I'd been trapped in this room for several days now. I'd refused to come out despite his incessant begging, sometimes even bargaining. On the first morning he refused to leave, knocking on my door, calling my name gently, pleading for me to come out and give him a chance to explain. Trying his best to make me open that door just once for him, but I refused. Soon his will began to dwindle and it became a matter only of my meals. He begged for me to just open the door enough for him to slide in a tray of food, but like all his other attempts this too got no response. By nightfall he'd realized I'd rather starve than open that door.

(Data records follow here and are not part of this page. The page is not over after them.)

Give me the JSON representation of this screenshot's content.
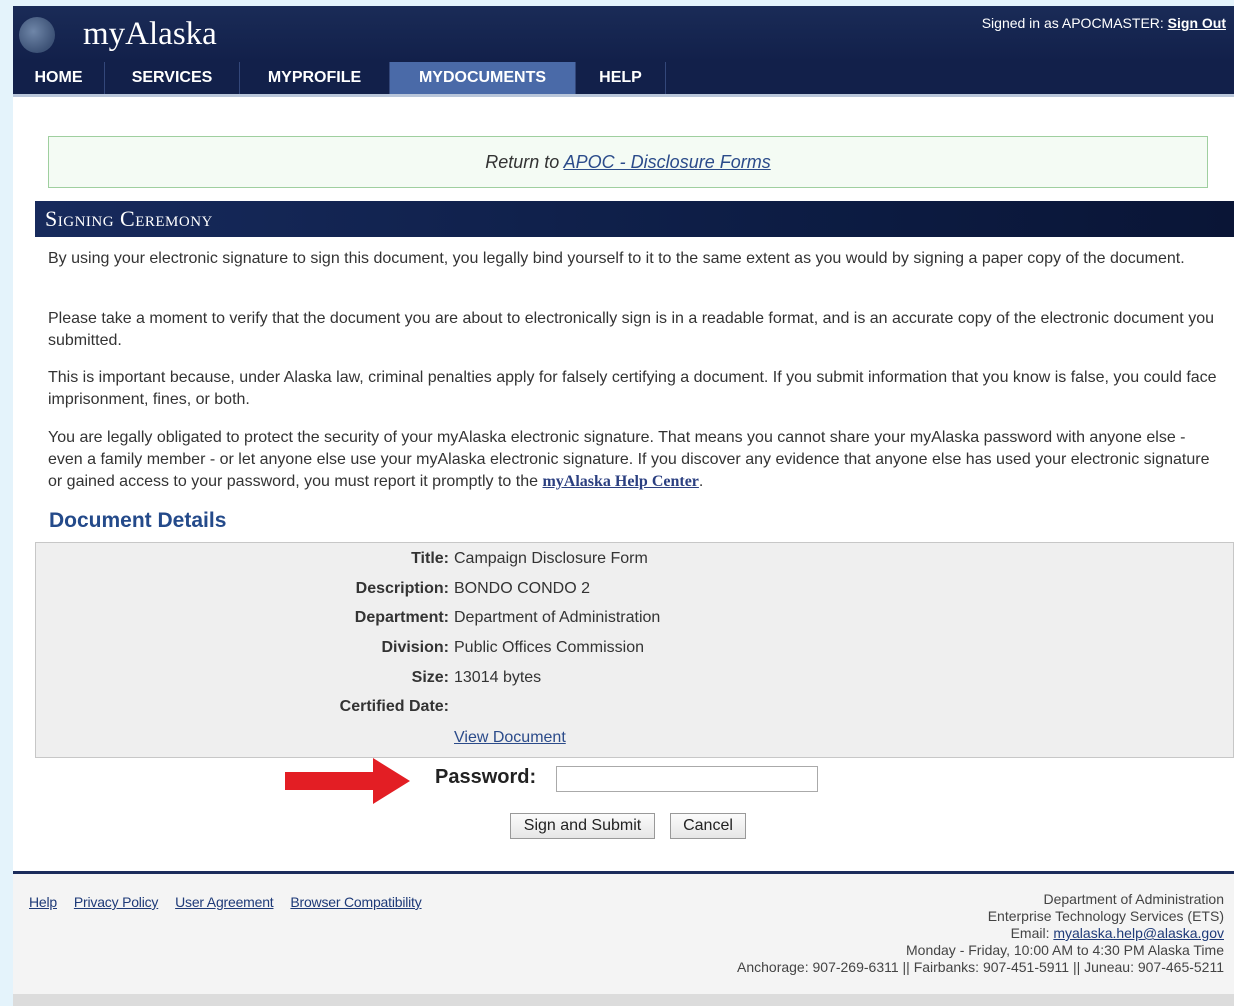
{
  "header": {
    "logo": "myAlaska",
    "signed_in_prefix": "Signed in as APOCMASTER:",
    "sign_out": "Sign Out"
  },
  "nav": {
    "items": [
      "HOME",
      "SERVICES",
      "MYPROFILE",
      "MYDOCUMENTS",
      "HELP"
    ],
    "active": "MYDOCUMENTS"
  },
  "return": {
    "prefix": "Return to",
    "link": "APOC - Disclosure Forms"
  },
  "section_title": "Signing Ceremony",
  "paragraphs": [
    "By using your electronic signature to sign this document, you legally bind yourself to it to the same extent as you would by signing a paper copy of the document.",
    "Please take a moment to verify that the document you are about to electronically sign is in a readable format, and is an accurate copy of the electronic document you submitted.",
    "This is important because, under Alaska law, criminal penalties apply for falsely certifying a document. If you submit information that you know is false, you could face imprisonment, fines, or both."
  ],
  "para4": {
    "text": "You are legally obligated to protect the security of your myAlaska electronic signature. That means you cannot share your myAlaska password with anyone else - even a family member - or let anyone else use your myAlaska electronic signature. If you discover any evidence that anyone else has used your electronic signature or gained access to your password, you must report it promptly to the",
    "link": "myAlaska Help Center",
    "suffix": "."
  },
  "details": {
    "heading": "Document Details",
    "rows": [
      {
        "label": "Title:",
        "value": "Campaign Disclosure Form"
      },
      {
        "label": "Description:",
        "value": "BONDO CONDO 2"
      },
      {
        "label": "Department:",
        "value": "Department of Administration"
      },
      {
        "label": "Division:",
        "value": "Public Offices Commission"
      },
      {
        "label": "Size:",
        "value": "13014 bytes"
      },
      {
        "label": "Certified Date:",
        "value": ""
      }
    ],
    "view_link": "View Document"
  },
  "form": {
    "password_label": "Password:",
    "password_value": "",
    "submit": "Sign and Submit",
    "cancel": "Cancel"
  },
  "footer": {
    "links": [
      "Help",
      "Privacy Policy",
      "User Agreement",
      "Browser Compatibility"
    ],
    "dept": "Department of Administration",
    "ets": "Enterprise Technology Services (ETS)",
    "email_prefix": "Email:",
    "email": "myalaska.help@alaska.gov",
    "hours": "Monday - Friday, 10:00 AM to 4:30 PM Alaska Time",
    "phones": "Anchorage: 907-269-6311 || Fairbanks: 907-451-5911 || Juneau: 907-465-5211"
  },
  "colors": {
    "header_bg": "#12204a",
    "nav_active": "#4a6aa8",
    "heading_blue": "#244a8a",
    "arrow_red": "#e31e24"
  }
}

"Raine, I'll be in my room, I promise I won't try to come in, I'm leaving something to eat here, let me know if you want something else. Just please Raine, eat something, go to the kitchen if you'd like I'll stay in my room, I won't even come near you." He says, his deep husky voice getting quieter as he speaks, cracking slightly as he speaks of staying away.

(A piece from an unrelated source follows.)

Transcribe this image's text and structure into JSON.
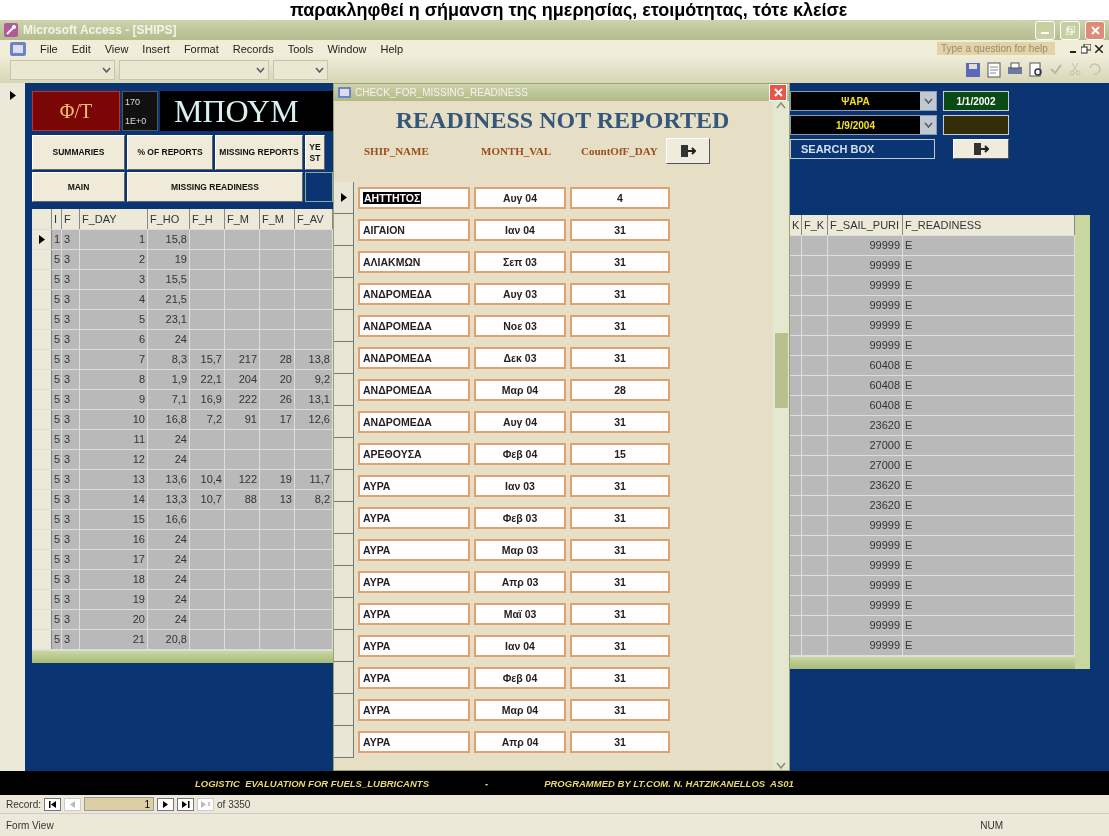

As time went on, his visits grew more infrequent and before my room was always one of his cronies. They paced around the home occasionally knocking on the door and asking if I wanted anything, to which they always got no response, the rest had given up but James still tried. He had been the one to give me the bag I'd dropped that night back, letting me know the plan on my phone had been cancelled. They didn't wish for their prisoner to contact anyone.

They'd begun to get me videos of my lessons, and assigned work from my classes which they would leave outside my door with trays of food. I'd tried to leave the home more then once, but always was stopped, Xavier's men would simply stand in front of the doors staring straight at me. It was usually James babysitting me along with a few other men and he would attempt to coax me into speaking to Xavier, but I refused. James would apologize for my predicament but tell me it was necessary and I would go back into my room, locking the door behind me. They made me uncomfortable to the extent of fear, they'd just stood there while Xavier brutally killed a man, and only the lord knows what the rest of his men did. What the rest of them had witnessed, and not spoken a word of. Hopefully they'd all get bored of me if I wouldn't speak, and perhaps allow me to leave.

Every night in the past few days Xavier would without fail be at my door. Speaking to me gently, but he had always been quiet. Even  in his silence I could feel him there, feel his presence, that had once coloured me with warmth. I could feel him right outside my door, hear his soft steady breaths, he slept out there every night. Right outside my door, perhaps in hopes that I would open up the door, and give him a chance. Allow him to twist up what I had seen with my own eyes, justify what I had witnessed. But I couldn't, not after what I'd seen, now when he starred in my every nightmare. But the trouble that plagued me most was that it wasn't only in my nightmares that I saw him, he was also a part of the sweetest of my dreams.